Issue Date: April 7, 2022

Shirley Prudhomme

Holy Week is Almost Here...

It's definitely time to get out the Easter decorations. Lent is almost over, and Holy Week begins with Palm Sunday just a few days from now.

With all the miserable snow and cold we've been having, it's hard to believe it is really Spring, but the calendar says it is.

That said, so far this year we've only had a few days - maybe only a few hours - of weather that give us hope the Springtime we love is really getting near. Maybe tomorrow?

The first robins of the season were spotted in Marinette over a month ago, and those particular robins, in that particular tree, haven't been seen since. Hope they made it.

However, it is definitely Spring. On Saturday, April 2, the oldest the grandson got our family's first tick bite of the season. It was one of those miserable little Deer ticks that spread Lyme disease, are small as a grain of pepper and almost invisible until they bite in and leave their ugly mark.

He was bitten while he and his brother were stalking wild mushrooms in the woods around my home. They found - and picked - some of the black Wood Ear variety that they tell me are used in making Chinese Hot and Sour Soup. The Chef had plans to make something great from them, and he always comes through.

PALM SUNDAY PROPHECY

Some 500 years before Christ walked this Earth, the Old Testament prophet Zechariah wrote : "Rejoice greatly, Daughter Zion! Shout, Daughter Jerusalem! See, your king comes to you, righteous and victorious, lowly and riding on a donkey, on a colt, the foal of a donkey."

Approximately 500 years later, on what we now observe as Palm Sunday, a week before He was crucified for our sins, Jesus did come into Jerusalem as a king, riding on a donkey, and was greeted with joy and praise by the crowds that lined the streets, waving palm branches in His honor, exactly as described by Zechariah.

The Apostle John wrote: "The next day the great crowd that had come for the festival heard that Jesus was on his way to Jerusalem.

"They took palm branches and went out to meet him, shouting, "Hosanna!' "Blessed is he who comes in the name of the Lord!' "Blessed is the king of Israel!'

"Jesus found a young donkey and sat on it, as it is written: "Do not be afraid, Daughter Zion; see, your king is coming, seated on a donkey's colt.'

"At first his disciples did not understand all this. Only after Jesus was glorified did they realize that these things had been written about him and that these things had been done to Him.

"Now the crowd that was with Him when He called Lazarus from the tomb and raised him from the dead continued to spread the word.

"Many people, because they had heard that He had performed this sign, went out to meet him.

"So the Pharisees said to one another, "See, this is getting us nowhere. Look how the whole world has gone after him!'"

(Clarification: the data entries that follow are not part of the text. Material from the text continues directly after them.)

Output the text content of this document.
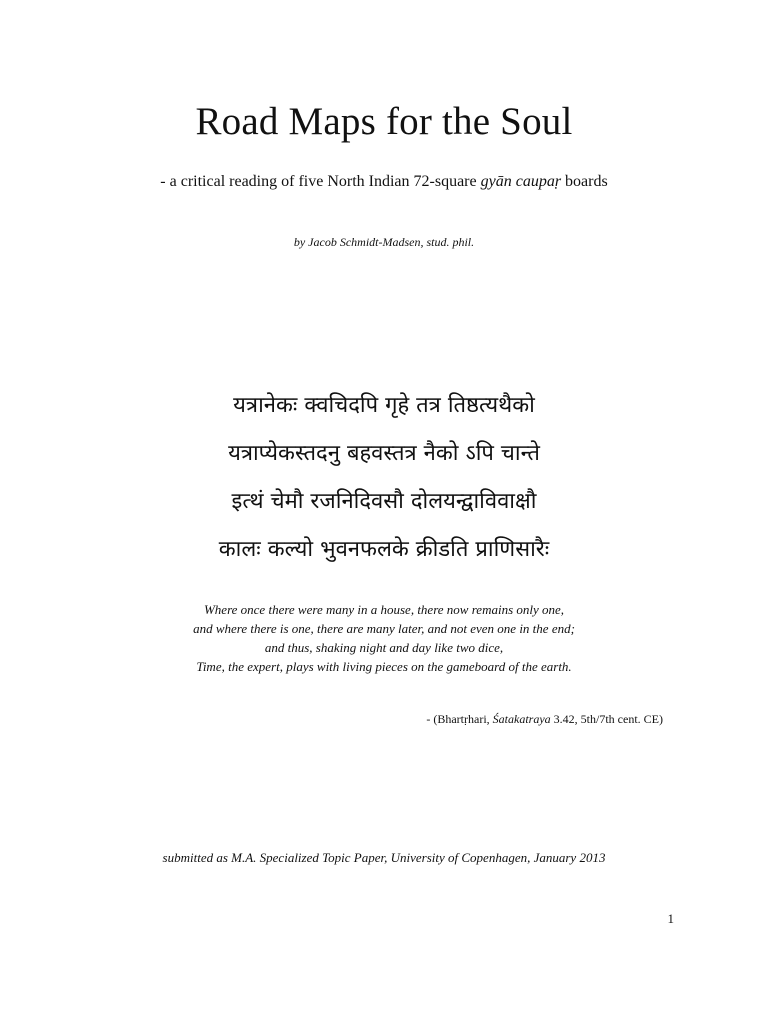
Road Maps for the Soul
- a critical reading of five North Indian 72-square gyān caupaṛ boards
by Jacob Schmidt-Madsen, stud. phil.
यत्रानेकः क्वचिदपि गृहे तत्र तिष्ठत्यथैको
यत्राप्येकस्तदनु बहवस्तत्र नैको ऽपि चान्ते
इत्थं चेमौ रजनिदिवसौ दोलयन्द्वाविवाक्षौ
कालः कल्यो भुवनफलके क्रीडति प्राणिसारैः
Where once there were many in a house, there now remains only one,
and where there is one, there are many later, and not even one in the end;
and thus, shaking night and day like two dice,
Time, the expert, plays with living pieces on the gameboard of the earth.
- (Bhartṛhari, Śatakatraya 3.42, 5th/7th cent. CE)
submitted as M.A. Specialized Topic Paper, University of Copenhagen, January 2013
1
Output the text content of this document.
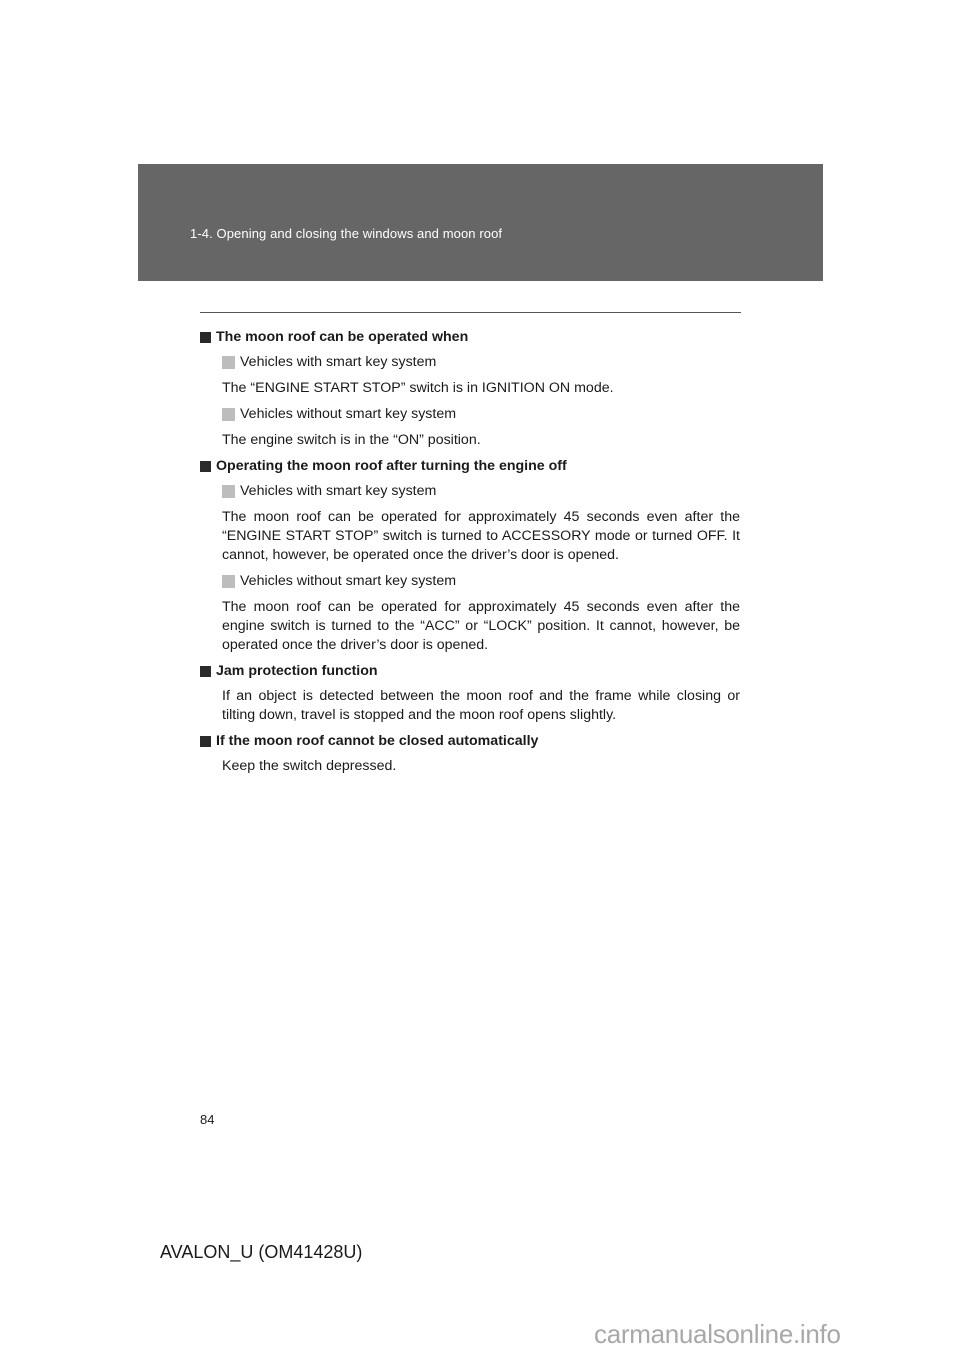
1-4. Opening and closing the windows and moon roof
The moon roof can be operated when
Vehicles with smart key system
The “ENGINE START STOP” switch is in IGNITION ON mode.
Vehicles without smart key system
The engine switch is in the “ON” position.
Operating the moon roof after turning the engine off
Vehicles with smart key system
The moon roof can be operated for approximately 45 seconds even after the “ENGINE START STOP” switch is turned to ACCESSORY mode or turned OFF. It cannot, however, be operated once the driver’s door is opened.
Vehicles without smart key system
The moon roof can be operated for approximately 45 seconds even after the engine switch is turned to the “ACC” or “LOCK” position. It cannot, however, be operated once the driver’s door is opened.
Jam protection function
If an object is detected between the moon roof and the frame while closing or tilting down, travel is stopped and the moon roof opens slightly.
If the moon roof cannot be closed automatically
Keep the switch depressed.
84
AVALON_U (OM41428U)
carmanualsonline.info
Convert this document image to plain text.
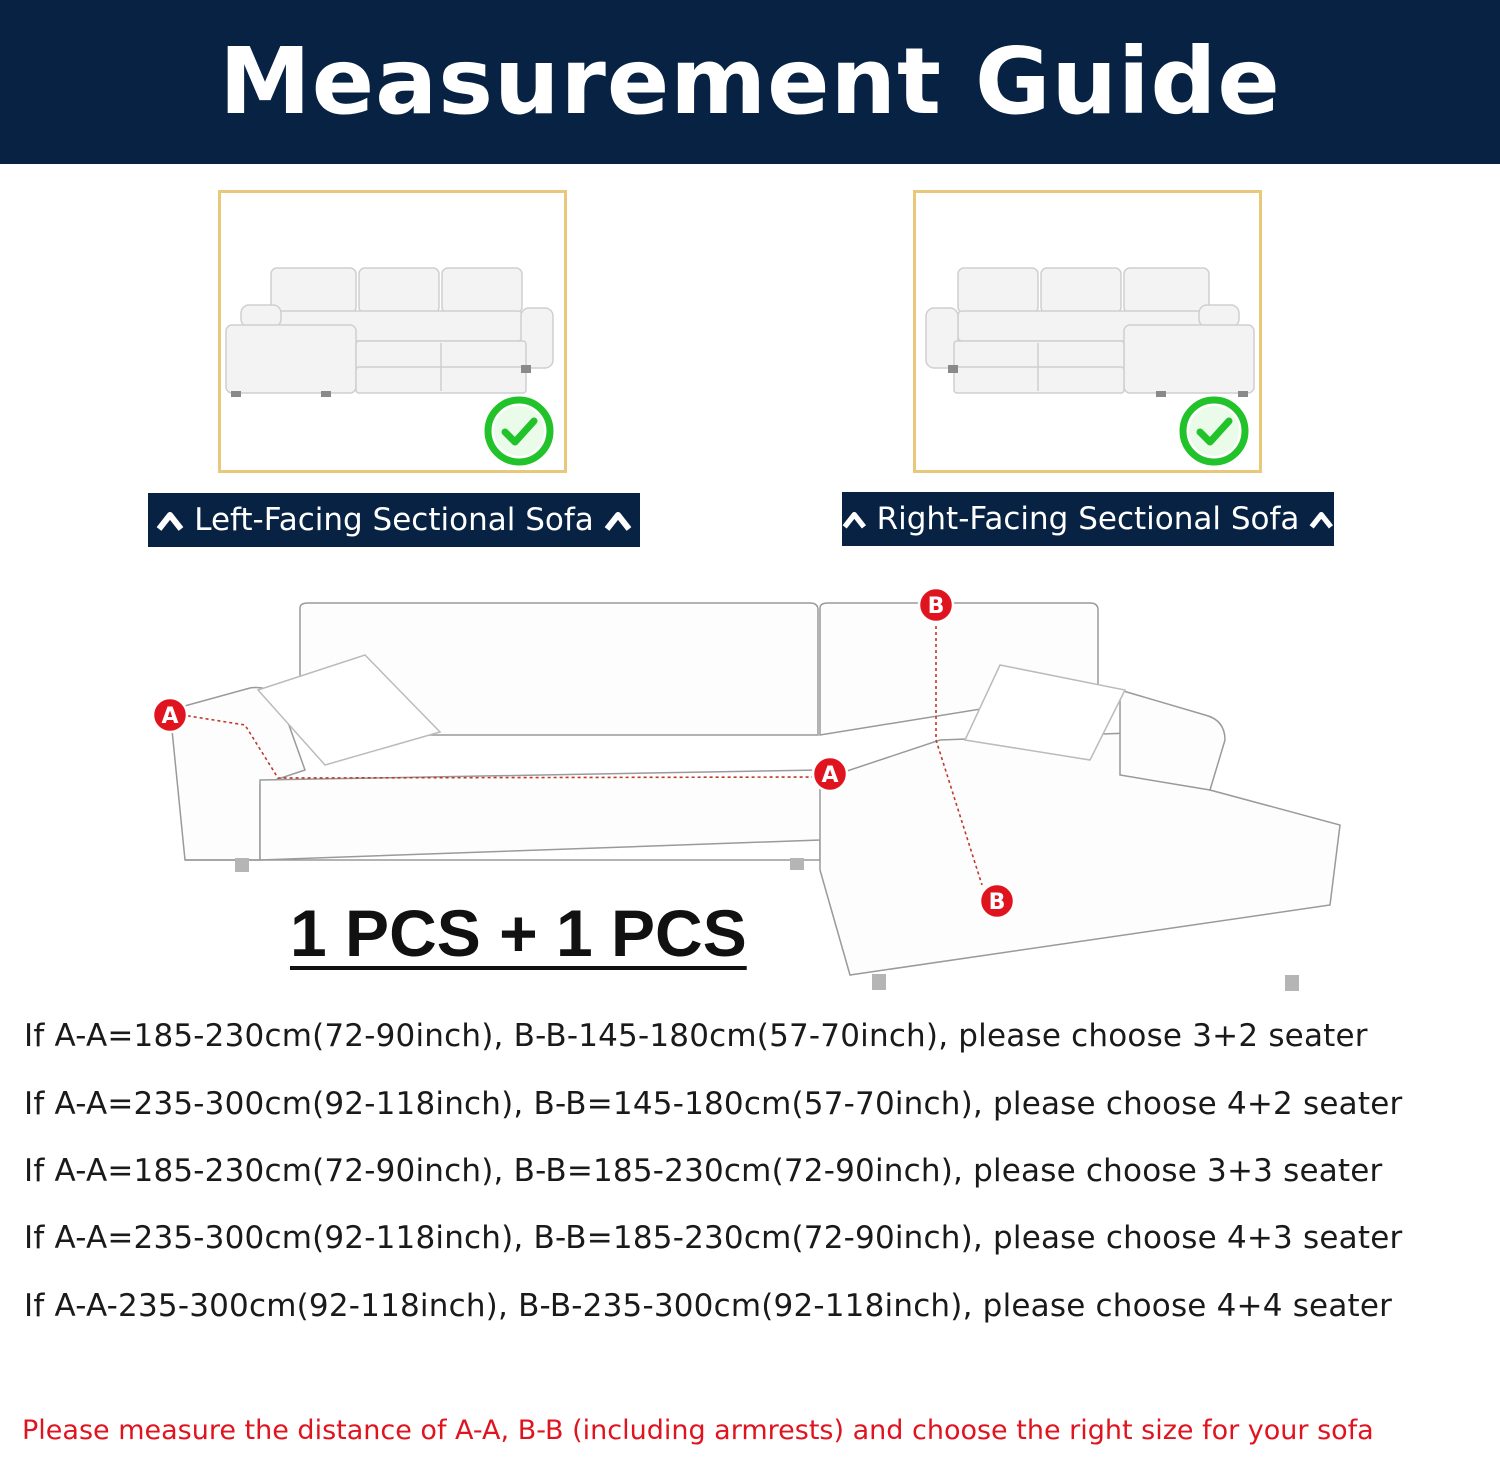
Measurement Guide
Left-Facing Sectional Sofa	Right-Facing Sectional Sofa
A
A
B
B
1 PCS + 1 PCS
If A-A=185-230cm(72-90inch), B-B-145-180cm(57-70inch), please choose 3+2 seater
If A-A=235-300cm(92-118inch), B-B=145-180cm(57-70inch), please choose 4+2 seater
If A-A=185-230cm(72-90inch), B-B=185-230cm(72-90inch), please choose 3+3 seater
If A-A=235-300cm(92-118inch), B-B=185-230cm(72-90inch), please choose 4+3 seater
If A-A-235-300cm(92-118inch), B-B-235-300cm(92-118inch), please choose 4+4 seater
Please measure the distance of A-A, B-B (including armrests) and choose the right size for your sofa
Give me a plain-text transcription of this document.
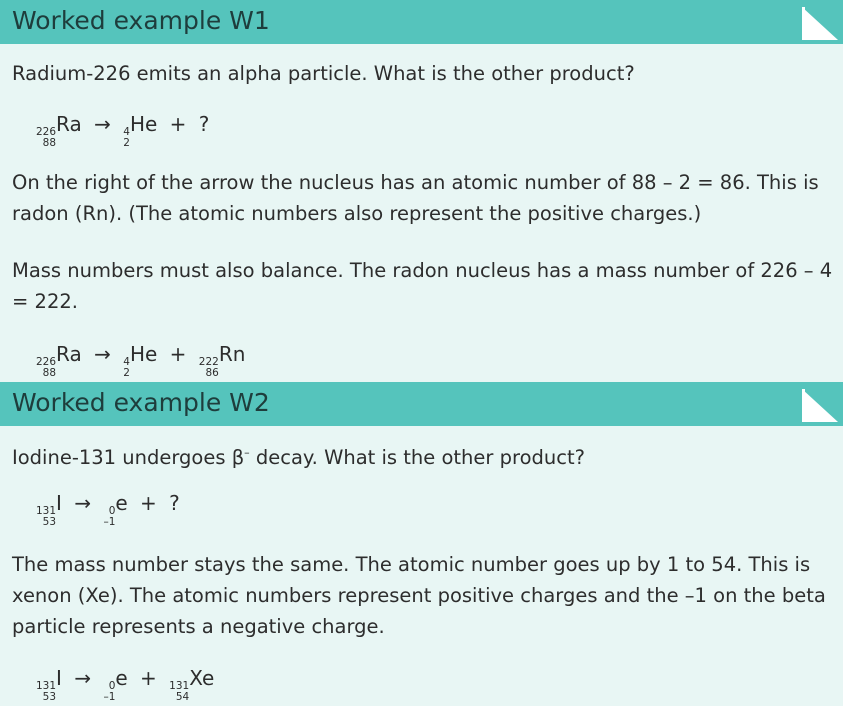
Worked example W1
Radium-226 emits an alpha particle. What is the other product?
226
88
Ra → 4
2
He + ?
On the right of the arrow the nucleus has an atomic number of 88 – 2 = 86. This is radon (Rn). (The atomic numbers also represent the positive charges.)
Mass numbers must also balance. The radon nucleus has a mass number of 226 – 4 = 222.
226
88
Ra → 4
2
He + 222
86
Rn
Worked example W2
Iodine-131 undergoes β– decay. What is the other product?
131
53
I → 0
–1
e + ?
The mass number stays the same. The atomic number goes up by 1 to 54. This is xenon (Xe). The atomic numbers represent positive charges and the –1 on the beta particle represents a negative charge.
131
53
I → 0
–1
e + 131
54
Xe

That realization was probably what led the jealous Pharisees to whip the crowed into a frenzy, and go to Pontius Pilate with their demands that Jesus be crucified. The result was Christ's death on the cross and then His glorious resurrection.

Without knowing it, those Pharisees, instead of destroying Christ as they planned, did exactly what needed to be done to eventually convert most of the world to Christianity.

GROWIN' THINGS

If you're going to start plants indoors from seeds, better get to it in the next week or so for most things. The last frost in our area is generally about May 31, so plants that need 8 weeks' head start need to go in very soon. Those include eggplant, Brussels Sprouts, peppers of all sorts, tomatoes, and just about all the herbs. It doesn't hurt to not plant outdoors immediately on June 1, but as soon after that as possible is a good idea, provided the snow is gone by then.

Since some herbs do not transplant well, try to plant them in individual containers so you can just slip them out and into the ground intact without disturbing the roots.

Wash and sterilize whatever container you use. Fill it to within 3/4 inch of the top with a moistened sterile planting medium. To moisten the planting medium uniformly without drenching it, pour into a sturdy plastic bag, add water and shake until it's well mixed. Feel the soil. It should be damp, but you don't want mud. Press the planting medium into the corners and smooth the top with fingers or a block of wood to give a uniform surface.

Have on hand some fine screened planting soil mix or fine vermiculite to cover the very small seeds to a depth of at least 1/4". To plant those very fine seeds, just sprinkle them on (an old salt shaker usually works well) and press lightly into the planting medium or spray the surface with a fine mist. Then top with the quarter-inch vermiculite or planting medium.

Larger seeds can be planted in rows in starter flats, or better yet by putting 3 to 4 seeds each in individual pots. I have very successfully used egg shell halves as containers to start seeds. When its time to plant them outdoors, just squeeze the shell to crack it all over and then put the plant, shell and all, into the ground at the proper depth for whatever variety of plant you have started.

For the indoor row method, use a narrow board, drinking straw, wooden skewer, or whatever to make little furrows about 1/8" to 1/4" deep and 1" to 2" apart across the soil in the planting tray. The rule is to plant seeds twice as deep as their diameter. Sow the seeds lightly but evenly in the rows, and cover with dry vermiculite or sifted planting medium. Moisten the planting mix thoroughly, preferably by placing the containers into a pan or tray with about an inch of water. Don't flood the container.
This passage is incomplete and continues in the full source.